Here are some strategies:

Engage the person in the bathing activity. Approach him or her in a calm, gentle and non-threatening manner. Begin a social conversation instead of focusing on the bath right away.

Pick a time when the person is having a good day.

Plan the bath when you are not feeling rushed. If the person is uncooperative, try again later.

Consider giving the person a reason for the bath that makes sense to him or her. For instance, say, "It's time to get ready for work."

Schedule the bath at a time when the person is already engaged in a related activity, such as in the morning when he or she is in the bathroom and needs to change out of pajamas.

Prepare the room.

The goal here is to make the room as inviting as possible.

Is the light bright enough but not glaring?

Is the room temperature warm but not hot and humid?

Do you have all of the equipment you need in advance so you don't have to leave the room after you start the activity?

Understand the person's bathing routine.

The more familiar and comfortable the activity, the greater the likelihood of success. Knowing about the person's past habits may be useful.

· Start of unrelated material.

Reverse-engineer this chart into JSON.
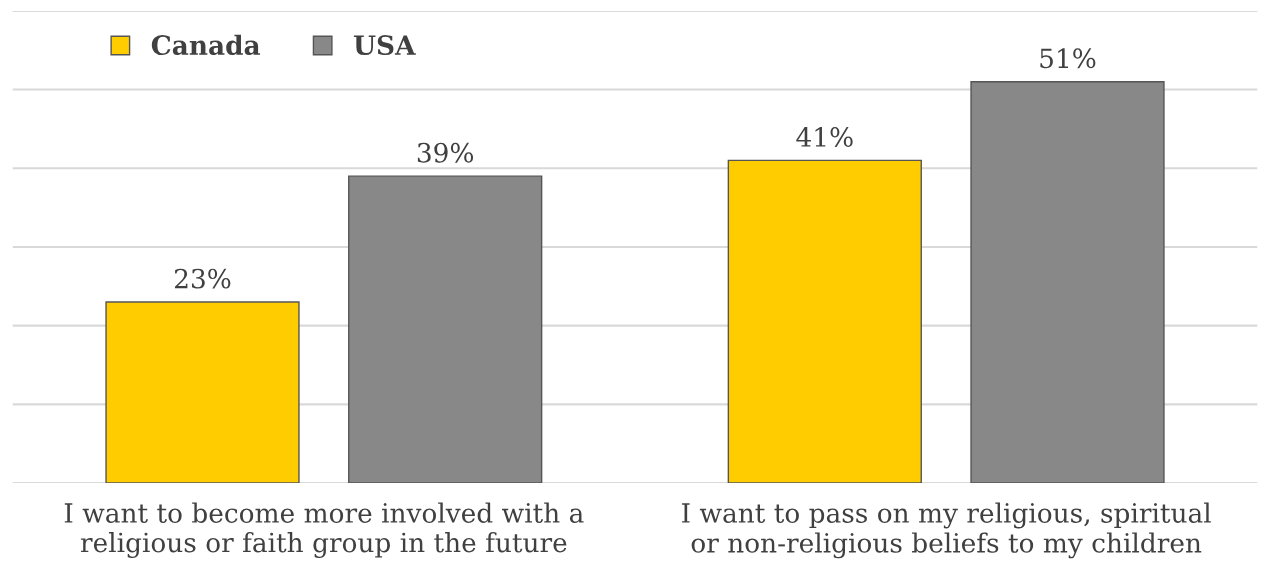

Some things to consider are:

Did he or she generally take a shower or a bath?

Was he or she always very private and modest?

Was there a preferred time of day or night in the past?

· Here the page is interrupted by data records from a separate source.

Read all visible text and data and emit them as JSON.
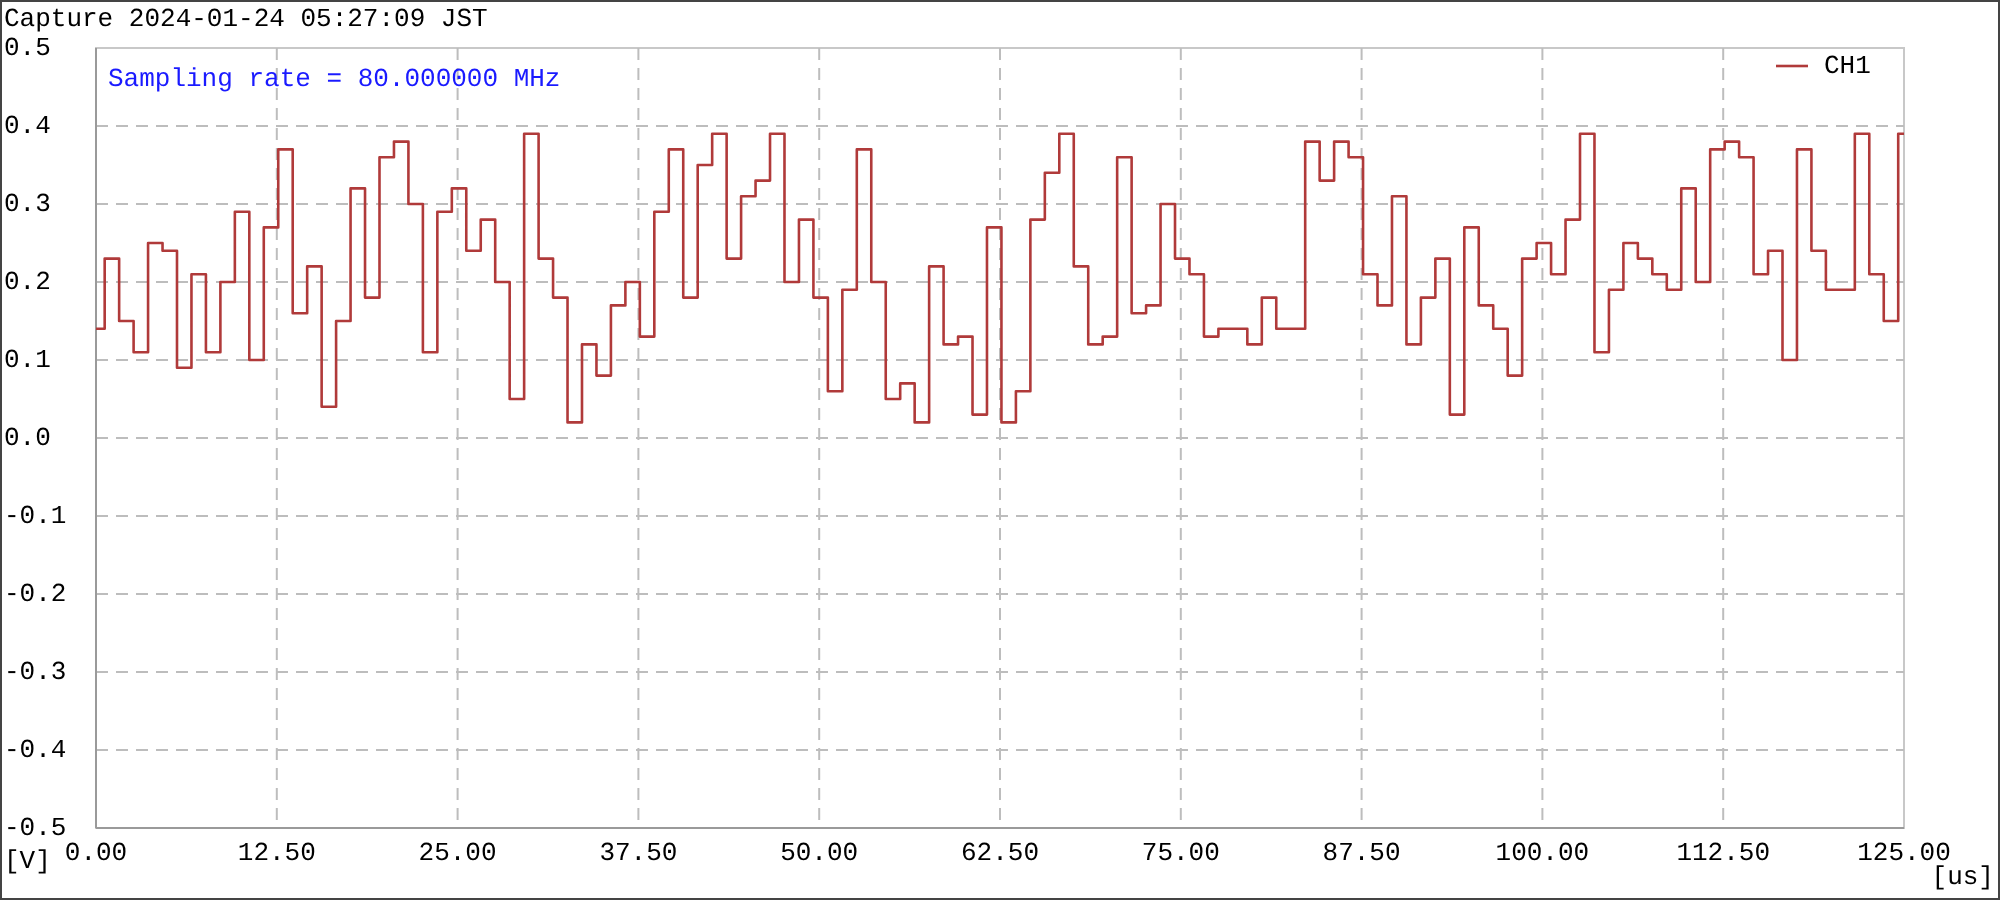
{
  "chart_data": {
    "type": "step",
    "title": "Capture 2024-01-24 05:27:09 JST",
    "xlabel": "[us]",
    "ylabel": "[V]",
    "annotations": [
      "Sampling rate = 80.000000 MHz"
    ],
    "x": [
      0,
      0.6,
      1.6,
      2.6,
      3.6,
      4.6,
      5.6,
      6.6,
      7.6,
      8.6,
      9.6,
      10.6,
      11.6,
      12.6,
      13.6,
      14.6,
      15.6,
      16.6,
      17.6,
      18.6,
      19.6,
      20.6,
      21.6,
      22.6,
      23.6,
      24.6,
      25.6,
      26.6,
      27.6,
      28.6,
      29.6,
      30.6,
      31.6,
      32.6,
      33.6,
      34.6,
      35.6,
      36.6,
      37.6,
      38.6,
      39.6,
      40.6,
      41.6,
      42.6,
      43.6,
      44.6,
      45.6,
      46.6,
      47.6,
      48.6,
      49.6,
      50.6,
      51.6,
      52.6,
      53.6,
      54.6,
      55.6,
      56.6,
      57.6,
      58.6,
      59.6,
      60.6,
      61.6,
      62.6,
      63.6,
      64.6,
      65.6,
      66.6,
      67.6,
      68.6,
      69.6,
      70.6,
      71.6,
      72.6,
      73.6,
      74.6,
      75.6,
      76.6,
      77.6,
      78.6,
      79.6,
      80.6,
      81.6,
      82.6,
      83.6,
      84.6,
      85.6,
      86.6,
      87.6,
      88.6,
      89.6,
      90.6,
      91.6,
      92.6,
      93.6,
      94.6,
      95.6,
      96.6,
      97.6,
      98.6,
      99.6,
      100.6,
      101.6,
      102.6,
      103.6,
      104.6,
      105.6,
      106.6,
      107.6,
      108.6,
      109.6,
      110.6,
      111.6,
      112.6,
      113.6,
      114.6,
      115.6,
      116.6,
      117.6,
      118.6,
      119.6,
      120.6,
      121.6,
      122.6,
      123.6,
      124.6,
      125
    ],
    "series": [
      {
        "name": "CH1",
        "color": "#b03a3a",
        "values": [
          0.14,
          0.23,
          0.15,
          0.11,
          0.25,
          0.24,
          0.09,
          0.21,
          0.11,
          0.2,
          0.29,
          0.1,
          0.27,
          0.37,
          0.16,
          0.22,
          0.04,
          0.15,
          0.32,
          0.18,
          0.36,
          0.38,
          0.3,
          0.11,
          0.29,
          0.32,
          0.24,
          0.28,
          0.2,
          0.05,
          0.39,
          0.23,
          0.18,
          0.02,
          0.12,
          0.08,
          0.17,
          0.2,
          0.13,
          0.29,
          0.37,
          0.18,
          0.35,
          0.39,
          0.23,
          0.31,
          0.33,
          0.39,
          0.2,
          0.28,
          0.18,
          0.06,
          0.19,
          0.37,
          0.2,
          0.05,
          0.07,
          0.02,
          0.22,
          0.12,
          0.13,
          0.03,
          0.27,
          0.02,
          0.06,
          0.28,
          0.34,
          0.39,
          0.22,
          0.12,
          0.13,
          0.36,
          0.16,
          0.17,
          0.3,
          0.23,
          0.21,
          0.13,
          0.14,
          0.14,
          0.12,
          0.18,
          0.14,
          0.14,
          0.38,
          0.33,
          0.38,
          0.36,
          0.21,
          0.17,
          0.31,
          0.12,
          0.18,
          0.23,
          0.03,
          0.27,
          0.17,
          0.14,
          0.08,
          0.23,
          0.25,
          0.21,
          0.28,
          0.39,
          0.11,
          0.19,
          0.25,
          0.23,
          0.21,
          0.19,
          0.32,
          0.2,
          0.37,
          0.38,
          0.36,
          0.21,
          0.24,
          0.1,
          0.37,
          0.24,
          0.19,
          0.19,
          0.39,
          0.21,
          0.15,
          0.39,
          0.39
        ]
      }
    ],
    "xlim": [
      0,
      125
    ],
    "ylim": [
      -0.5,
      0.5
    ],
    "xticks": [
      {
        "value": 0,
        "label": "0.00"
      },
      {
        "value": 12.5,
        "label": "12.50"
      },
      {
        "value": 25,
        "label": "25.00"
      },
      {
        "value": 37.5,
        "label": "37.50"
      },
      {
        "value": 50,
        "label": "50.00"
      },
      {
        "value": 62.5,
        "label": "62.50"
      },
      {
        "value": 75,
        "label": "75.00"
      },
      {
        "value": 87.5,
        "label": "87.50"
      },
      {
        "value": 100,
        "label": "100.00"
      },
      {
        "value": 112.5,
        "label": "112.50"
      },
      {
        "value": 125,
        "label": "125.00"
      }
    ],
    "yticks": [
      0.5,
      0.4,
      0.3,
      0.2,
      0.1,
      {
        "value": 0,
        "label": "0.0"
      },
      -0.1,
      -0.2,
      -0.3,
      -0.4,
      -0.5
    ],
    "grid": true,
    "legend": "top right",
    "line_style": "solid"
  }
}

Would the person feel more comfortable and safe with a same-sex caregiver?

Sometimes a man is more receptive to a male caregiver than to his spouse or daughter.

Understand what is going on during the bath.

The idea here is to focus on the person's mood and behavior rather than the task itself.

Is the person becoming frightened or threatened?

Prevent agitation from escalating.

Praise the person and let him or her know that the task is going well.

Keep saying what you are doing in simple, step-by-step terms.

Go slowly. Moving quickly will probably result in the person feeling unsafe and out of control.

Give the person something to hold onto, such as a washcloth, towel or grab bar to lessen the feeling of being out of control.

Refocus aggressive behavior.

If the person begins hitting or striking out, it may be due to a perceived need for self-defense. Try to discern the person's anxiety when it is still mild and then remove the source of discomfort. Keep reassuring the person of his or her safety.

Consider involving an assistant who can focus on the person while you focus on the steps of the bath. Encourage the person with the disease to help as much as possible in order to promote a feeling of personal control over the situation.

Consider alternatives. Giving personal care to a relative can be challenging because of the role change it represents. For example, bathing one's father or wife is not part of the usual relationship.

Consider hiring a bathing assistant if the act of bathing is too physically or emotionally overwhelming to do alone. Possibly enlist the help of another family member who has a higher comfort level with personal care.